Ke situlah tubuh lapar dan kedinginan berlabuh. Kuah hangat, gurih, dan aroma rempah soto Madura familier di lidah saya.
Sejatinya saya penggemar berat beragam olahan soto. Satu jenis soto favorit saya ada di Setiabudi Jakarta. Depot (tempat berjualan) tersebut menjual rawon serta soto ayam dan daging. Di meja tersedia usus, daging, dan paru goreng.
Warung soto Jawa Timuran! Bisa jadi gaya olahan Lamongan. Pada kuahnya dibubuhkan koya.

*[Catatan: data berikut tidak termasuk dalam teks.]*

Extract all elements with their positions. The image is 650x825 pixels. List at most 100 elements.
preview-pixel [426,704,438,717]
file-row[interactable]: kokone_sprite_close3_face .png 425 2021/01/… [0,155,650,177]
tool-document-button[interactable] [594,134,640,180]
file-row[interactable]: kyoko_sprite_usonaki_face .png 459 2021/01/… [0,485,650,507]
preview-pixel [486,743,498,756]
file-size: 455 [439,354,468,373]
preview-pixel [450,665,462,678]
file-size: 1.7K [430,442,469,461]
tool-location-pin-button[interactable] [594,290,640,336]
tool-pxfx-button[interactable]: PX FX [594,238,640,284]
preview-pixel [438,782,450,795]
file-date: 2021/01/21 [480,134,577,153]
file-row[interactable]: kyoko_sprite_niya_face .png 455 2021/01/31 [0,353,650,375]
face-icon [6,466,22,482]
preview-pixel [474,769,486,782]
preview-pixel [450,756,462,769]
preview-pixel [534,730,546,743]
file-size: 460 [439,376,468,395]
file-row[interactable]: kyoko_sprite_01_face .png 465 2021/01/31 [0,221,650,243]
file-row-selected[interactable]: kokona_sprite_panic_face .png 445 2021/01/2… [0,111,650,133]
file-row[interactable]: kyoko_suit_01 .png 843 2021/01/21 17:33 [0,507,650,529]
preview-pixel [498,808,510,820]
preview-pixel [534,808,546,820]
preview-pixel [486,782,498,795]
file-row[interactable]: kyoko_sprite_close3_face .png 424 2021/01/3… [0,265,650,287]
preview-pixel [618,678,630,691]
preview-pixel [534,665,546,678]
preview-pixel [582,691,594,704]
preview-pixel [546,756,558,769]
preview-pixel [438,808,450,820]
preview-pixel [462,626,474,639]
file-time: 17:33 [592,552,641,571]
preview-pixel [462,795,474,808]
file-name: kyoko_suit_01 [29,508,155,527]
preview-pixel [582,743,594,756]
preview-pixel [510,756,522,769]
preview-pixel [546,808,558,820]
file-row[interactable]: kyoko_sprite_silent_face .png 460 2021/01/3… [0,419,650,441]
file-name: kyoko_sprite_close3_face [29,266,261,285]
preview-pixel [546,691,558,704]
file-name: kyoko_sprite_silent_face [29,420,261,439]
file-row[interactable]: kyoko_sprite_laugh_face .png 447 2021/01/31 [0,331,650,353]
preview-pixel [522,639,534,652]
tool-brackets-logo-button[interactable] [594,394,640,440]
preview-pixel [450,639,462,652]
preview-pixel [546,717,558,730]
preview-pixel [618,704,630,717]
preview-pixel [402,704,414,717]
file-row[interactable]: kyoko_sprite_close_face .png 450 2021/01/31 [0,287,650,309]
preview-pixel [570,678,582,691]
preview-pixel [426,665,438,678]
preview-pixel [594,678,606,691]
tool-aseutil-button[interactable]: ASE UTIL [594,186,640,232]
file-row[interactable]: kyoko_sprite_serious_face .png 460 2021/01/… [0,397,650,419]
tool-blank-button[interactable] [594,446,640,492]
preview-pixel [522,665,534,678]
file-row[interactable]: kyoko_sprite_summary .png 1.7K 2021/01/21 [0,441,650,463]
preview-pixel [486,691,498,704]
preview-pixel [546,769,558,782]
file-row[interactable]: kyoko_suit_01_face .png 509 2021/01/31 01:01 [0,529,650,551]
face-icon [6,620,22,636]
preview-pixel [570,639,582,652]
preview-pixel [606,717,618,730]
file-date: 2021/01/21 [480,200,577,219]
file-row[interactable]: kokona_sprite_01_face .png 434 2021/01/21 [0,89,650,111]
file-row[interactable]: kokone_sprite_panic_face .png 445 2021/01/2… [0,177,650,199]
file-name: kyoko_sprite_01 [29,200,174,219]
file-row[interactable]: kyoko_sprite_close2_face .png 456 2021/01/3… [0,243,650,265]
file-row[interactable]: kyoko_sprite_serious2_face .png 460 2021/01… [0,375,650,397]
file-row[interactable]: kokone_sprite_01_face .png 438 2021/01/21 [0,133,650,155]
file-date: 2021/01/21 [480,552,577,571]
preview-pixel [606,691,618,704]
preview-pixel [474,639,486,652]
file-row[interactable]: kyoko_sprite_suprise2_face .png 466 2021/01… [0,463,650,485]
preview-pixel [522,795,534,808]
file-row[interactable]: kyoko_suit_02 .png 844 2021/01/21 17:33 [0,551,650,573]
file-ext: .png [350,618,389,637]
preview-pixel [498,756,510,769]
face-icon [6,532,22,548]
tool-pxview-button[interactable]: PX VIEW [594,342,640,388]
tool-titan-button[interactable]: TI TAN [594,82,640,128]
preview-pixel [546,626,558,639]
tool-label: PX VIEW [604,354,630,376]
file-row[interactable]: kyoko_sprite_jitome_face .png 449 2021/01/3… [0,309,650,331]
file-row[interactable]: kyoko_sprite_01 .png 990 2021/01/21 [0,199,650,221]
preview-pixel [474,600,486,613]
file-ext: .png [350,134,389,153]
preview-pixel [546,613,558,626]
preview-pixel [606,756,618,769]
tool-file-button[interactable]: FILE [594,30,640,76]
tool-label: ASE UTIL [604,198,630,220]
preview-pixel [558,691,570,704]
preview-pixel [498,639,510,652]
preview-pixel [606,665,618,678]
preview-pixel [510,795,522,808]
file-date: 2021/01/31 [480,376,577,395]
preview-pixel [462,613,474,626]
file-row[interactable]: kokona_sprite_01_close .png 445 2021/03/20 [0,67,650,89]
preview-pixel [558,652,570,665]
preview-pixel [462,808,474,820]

Bubuk koya terbuat dari bawang putih goreng dan kerupuk udang yang kemudian dihaluskan.
Biasanya saya memilih soto campur. Maksudnya cara penyajiannya. Nasi digabung dengan kuah soto dalam satu mangkuk. Diaduk setelah ditambah perasan jeruk nipis dan sambal.

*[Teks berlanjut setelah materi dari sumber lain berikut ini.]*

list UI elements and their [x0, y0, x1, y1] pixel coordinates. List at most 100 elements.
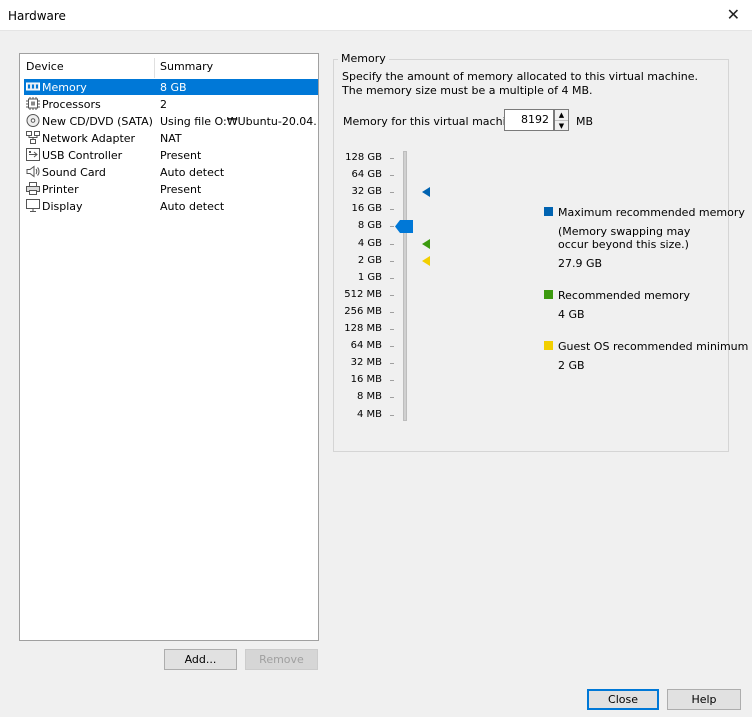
memory-description: Specify the amount of memory allocated t… — [342, 70, 699, 97]
legend-note: occur beyond this size.) — [558, 238, 689, 251]
scale-tick — [390, 346, 394, 348]
display-icon — [26, 199, 40, 212]
device-name: New CD/DVD (SATA) — [42, 115, 153, 128]
scale-tick — [390, 329, 394, 330]
max-recommended-marker — [422, 187, 430, 198]
device-name: Printer — [42, 183, 79, 196]
close-button[interactable]: Close — [587, 689, 659, 710]
memory-slider-thumb[interactable] — [395, 220, 413, 234]
memory-unit: MB — [576, 115, 594, 128]
legend-swatch-guest-min — [544, 341, 553, 350]
spin-up-icon[interactable]: ▲ — [555, 110, 568, 120]
scale-tick — [390, 397, 394, 399]
device-row-usb-controller[interactable]: USB Controller Present — [24, 147, 318, 163]
memory-size-input[interactable]: 8192 — [504, 109, 554, 131]
processor-icon — [26, 97, 40, 110]
device-row-network-adapter[interactable]: Network Adapter NAT — [24, 130, 318, 146]
device-summary: NAT — [160, 132, 182, 145]
sound-card-icon — [26, 165, 40, 178]
device-name: Network Adapter — [42, 132, 136, 145]
guest-min-marker — [422, 255, 430, 266]
scale-tick — [390, 277, 394, 279]
scale-label: 64 GB — [351, 169, 382, 181]
legend-swatch-recommended — [544, 290, 553, 299]
window-title: Hardware — [8, 9, 66, 23]
legend-label: Guest OS recommended minimum — [558, 340, 749, 353]
scale-label: 256 MB — [344, 305, 382, 317]
legend-swatch-maximum — [544, 207, 553, 216]
device-summary: Using file O:₩Ubuntu-20.04... — [160, 115, 316, 128]
device-row-sound-card[interactable]: Sound Card Auto detect — [24, 164, 318, 180]
scale-label: 128 GB — [345, 152, 382, 163]
device-name: Memory — [42, 81, 87, 94]
device-summary: Present — [160, 149, 202, 162]
scale-label: 64 MB — [350, 340, 382, 352]
device-name: USB Controller — [42, 149, 123, 162]
scale-label: 1 GB — [357, 271, 382, 283]
legend-label: Recommended memory — [558, 289, 691, 302]
memory-group-title: Memory — [338, 52, 389, 65]
legend-note: (Memory swapping may — [558, 225, 691, 238]
scale-label: 4 MB — [356, 408, 382, 420]
scale-label: 32 GB — [351, 186, 382, 198]
legend-value: 4 GB — [558, 308, 585, 321]
network-adapter-icon — [26, 131, 40, 144]
device-row-memory[interactable]: Memory 8 GB — [24, 79, 318, 95]
device-summary: Auto detect — [160, 200, 225, 213]
remove-device-button[interactable]: Remove — [245, 649, 318, 670]
memory-input-label: Memory for this virtual machine: — [343, 115, 524, 128]
device-summary: 2 — [160, 98, 167, 111]
device-row-printer[interactable]: Printer Present — [24, 181, 318, 197]
scale-label: 128 MB — [344, 323, 382, 334]
scale-label: 16 MB — [350, 374, 382, 386]
memory-spinner[interactable]: ▲ ▼ — [554, 109, 569, 131]
device-list[interactable]: Device Summary Memory 8 GB Processors 2 … — [19, 53, 319, 641]
scale-tick — [390, 294, 394, 296]
scale-tick — [390, 311, 394, 313]
scale-tick — [390, 414, 394, 416]
memory-slider-track[interactable] — [403, 151, 407, 421]
device-row-processors[interactable]: Processors 2 — [24, 96, 318, 112]
device-summary: Auto detect — [160, 166, 225, 179]
scale-tick — [390, 380, 394, 382]
spin-down-icon[interactable]: ▼ — [555, 120, 568, 130]
scale-tick — [390, 158, 394, 159]
scale-label: 16 GB — [351, 203, 382, 215]
device-summary: 8 GB — [160, 81, 187, 94]
scale-tick — [390, 175, 394, 177]
scale-tick — [390, 260, 394, 262]
column-header-device[interactable]: Device — [26, 60, 64, 73]
device-row-display[interactable]: Display Auto detect — [24, 198, 318, 214]
scale-tick — [390, 209, 394, 211]
scale-tick — [390, 226, 394, 228]
title-bar: Hardware ✕ — [0, 0, 752, 31]
scale-label: 8 GB — [357, 220, 382, 232]
device-list-header: Device Summary — [20, 58, 318, 78]
device-name: Processors — [42, 98, 101, 111]
column-separator — [154, 58, 155, 78]
scale-tick — [390, 243, 394, 245]
column-header-summary[interactable]: Summary — [160, 60, 213, 73]
device-row-cd-dvd[interactable]: New CD/DVD (SATA) Using file O:₩Ubuntu-2… — [24, 113, 318, 129]
window-close-icon[interactable]: ✕ — [727, 5, 740, 24]
scale-label: 4 GB — [357, 237, 382, 249]
scale-tick — [390, 192, 394, 194]
scale-label: 2 GB — [357, 254, 382, 266]
cd-dvd-icon — [26, 114, 40, 127]
scale-label: 8 MB — [356, 391, 382, 403]
legend-value: 2 GB — [558, 359, 585, 372]
add-device-button[interactable]: Add... — [164, 649, 237, 670]
help-button[interactable]: Help — [667, 689, 741, 710]
scale-label: 512 MB — [344, 288, 382, 300]
device-summary: Present — [160, 183, 202, 196]
scale-tick — [390, 363, 394, 365]
legend-value: 27.9 GB — [558, 257, 603, 270]
scale-label: 32 MB — [350, 357, 382, 369]
memory-icon — [26, 82, 40, 91]
printer-icon — [26, 182, 40, 195]
legend-label: Maximum recommended memory — [558, 206, 745, 219]
usb-controller-icon — [26, 148, 40, 161]
device-name: Display — [42, 200, 83, 213]
device-name: Sound Card — [42, 166, 106, 179]
recommended-marker — [422, 238, 430, 249]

Anget? Sudah pasti. Gurih banget? Apalagi. Empuk? Ketika digigit, daging tidak melawan.
Di antara itu semua, rasa hangat juga tumbuh dari rempah-rempah dalam kuah. Anak penjual soto pernah memberi bocoran kepada saya mengenai bumbu digunakan. Ternyata kuahnya kaya dengan rempah. Saya lupa di mana mencatatnya.
Kuah tersebut sudah reduce, artinya bumbu yang banyak (jenis maupun jumlah) melebur dengan air kaldu. Ini yang membuatnya enak banget dan gurih. Tidak ngambang sebagaimana kuah ditambahkan micin.

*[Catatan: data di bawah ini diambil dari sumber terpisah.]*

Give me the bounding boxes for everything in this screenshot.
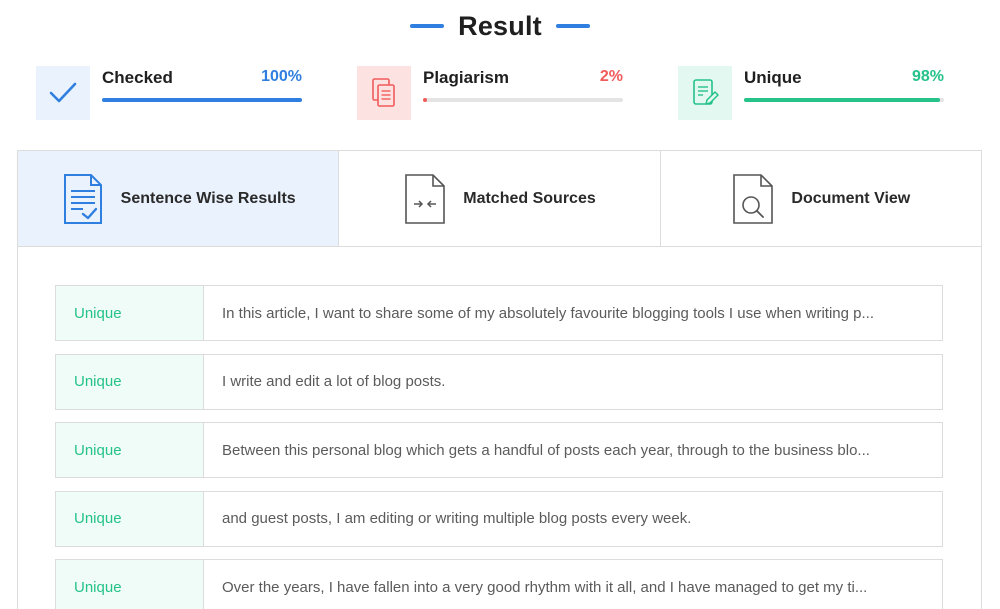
result-sentence: I write and edit a lot of blog posts. <box>204 355 942 409</box>
sentence-results-list: Unique In this article, I want to share … <box>55 285 943 609</box>
tab-matched-sources[interactable]: Matched Sources <box>339 151 661 246</box>
stat-checked-label: Checked <box>102 68 173 87</box>
checkmark-icon <box>36 66 90 120</box>
result-row[interactable]: Unique Over the years, I have fallen int… <box>55 559 943 609</box>
tab-label: Document View <box>791 189 911 207</box>
tab-label: Sentence Wise Results <box>120 189 296 207</box>
stat-unique-progress-fill <box>744 98 940 102</box>
title-decoration-right <box>555 24 590 28</box>
tab-label: Matched Sources <box>463 189 596 207</box>
page-title: Result <box>458 10 542 41</box>
result-sentence: Between this personal blog which gets a … <box>204 423 942 477</box>
stat-unique-value: 98% <box>911 68 944 85</box>
results-panel: Sentence Wise Results Matched Sources Do… <box>17 150 982 609</box>
result-sentence: Over the years, I have fallen into a ver… <box>204 560 942 609</box>
result-sentence: and guest posts, I am editing or writing… <box>204 492 942 546</box>
checked-document-icon <box>61 173 105 225</box>
result-row[interactable]: Unique and guest posts, I am editing or … <box>55 490 943 547</box>
result-sentence-text: and guest posts, I am editing or writing… <box>222 510 692 527</box>
result-sentence: In this article, I want to share some of… <box>204 286 942 340</box>
result-row[interactable]: Unique In this article, I want to share … <box>55 285 943 341</box>
compare-document-icon <box>403 173 447 225</box>
result-sentence-text: I write and edit a lot of blog posts. <box>222 373 446 390</box>
title-decoration-left <box>410 24 445 28</box>
result-sentence-text: In this article, I want to share some of… <box>222 304 874 322</box>
tab-sentence-wise-results[interactable]: Sentence Wise Results <box>18 151 340 246</box>
result-status-tag: Unique <box>56 423 204 477</box>
edit-document-icon <box>678 66 732 120</box>
result-header: Result <box>0 8 1000 44</box>
result-sentence-text: Over the years, I have fallen into a ver… <box>222 578 868 596</box>
stat-plagiarism-progress <box>423 98 623 102</box>
stat-checked-value: 100% <box>261 68 302 85</box>
stat-plagiarism-value: 2% <box>599 68 623 85</box>
result-status-tag: Unique <box>56 286 204 340</box>
result-status-tag: Unique <box>56 491 204 546</box>
stat-unique-progress <box>744 98 944 102</box>
stat-checked-progress <box>102 98 302 102</box>
result-tabs: Sentence Wise Results Matched Sources Do… <box>18 151 981 247</box>
result-row[interactable]: Unique I write and edit a lot of blog po… <box>55 353 943 410</box>
copy-documents-icon <box>357 66 411 120</box>
result-status-tag: Unique <box>56 354 204 409</box>
stat-checked: Checked 100% <box>36 66 304 120</box>
result-sentence-text: Between this personal blog which gets a … <box>222 441 870 459</box>
stat-plagiarism: Plagiarism 2% <box>357 66 625 120</box>
tab-document-view[interactable]: Document View <box>661 151 981 246</box>
result-status-tag: Unique <box>56 560 204 609</box>
result-row[interactable]: Unique Between this personal blog which … <box>55 422 943 478</box>
search-document-icon <box>731 173 775 225</box>
stat-checked-progress-fill <box>102 98 302 102</box>
stat-plagiarism-label: Plagiarism <box>423 68 509 87</box>
stat-unique-label: Unique <box>744 68 802 87</box>
stat-unique: Unique 98% <box>678 66 946 120</box>
stat-plagiarism-progress-fill <box>423 98 427 102</box>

Setiap makan soto di mana pun dan jika memungkinkan, saya memesan masakan berkuah itu tanpa micin. Sekarang ditambah dengan sedikit -- sangat sedikit-- garam. Sembari mengenyangkan perut, saya menguji: kuahnya enak atau enak banget?
***
Singkat cerita, akhirnya saya memesan setengah piring nasi putih dan soto tanpa micin dengan sedikit garam. Pisah, bukan campur.
Anda lebih suka mana, soto pisah nasi atau campur?
Terlihat penjual, namanya Buhari, memasukkan bihun matang, kubis rajangan, setengah telur rebus, ayam iris, koya, dan kuah panas ke dalam mangkuk. Lalu pria Bangkalan itu menaburkan bawang merah goreng dan seledri.
Potongan jeruk nipis diperas di atas kuah. Sedikit sambal ditambahkan, karena terbuat dari cabai rawit merah yang amit-amit pedasnya. Sebungkus kerupuk udang sebagai teman.
Kuah agak kekuningan terasa ringan di lidah. Lumayan gurih, kendati tidak ditambahkan micin. Nasi soto hangat meredakan kemelut di dalam perut segera dilahap. Jika tidak, kuah cepat dingin.
Enak, tetapi bukan yang enak banget.
Saya bertanya kepada Buhari, "nekah kua korang bumbu, gi?"Â (Ini kuah kurang bumbu, ya?)
Penjual soto menerangkan, "bunten. Soto gitak ketket. Sampiyan nekah se pertama meleh." (Bukan. Soto belum reduce. Anda adalah pembeli pertama).
Ah iya. Rupa-rupanya warung tenda baru buka. Kuah soto belum lama dimasak sehingga bumbu dan air kaldu belum menyatu. Setengah jam lagi akan lebih enak.
Bukan perkara besar. Paling penting, sudah sarapan dengan soto ayam yang menghangatkan agar kuat menghadapi kenyataan, eh, perjalanan.
Saya menyerahkan selembar dua puluh ribu. Buhari menukarnya dengan tiga lembar dua ribu rupiah.
"Oh ya, lupa. Kerupuk belum bayar. Berapa?"
"Gratis untuk Masnya."
Buhari tersenyum. Saya tersenyum melanjutkan perjalanan. Sarapan soto ayam berhasil menghangatkan dan menyegarkan atau memulihkan kondisi tubuh.
Bukankah tujuan makan adalah demi memulihkan kondisi tubuh agar segar kembali?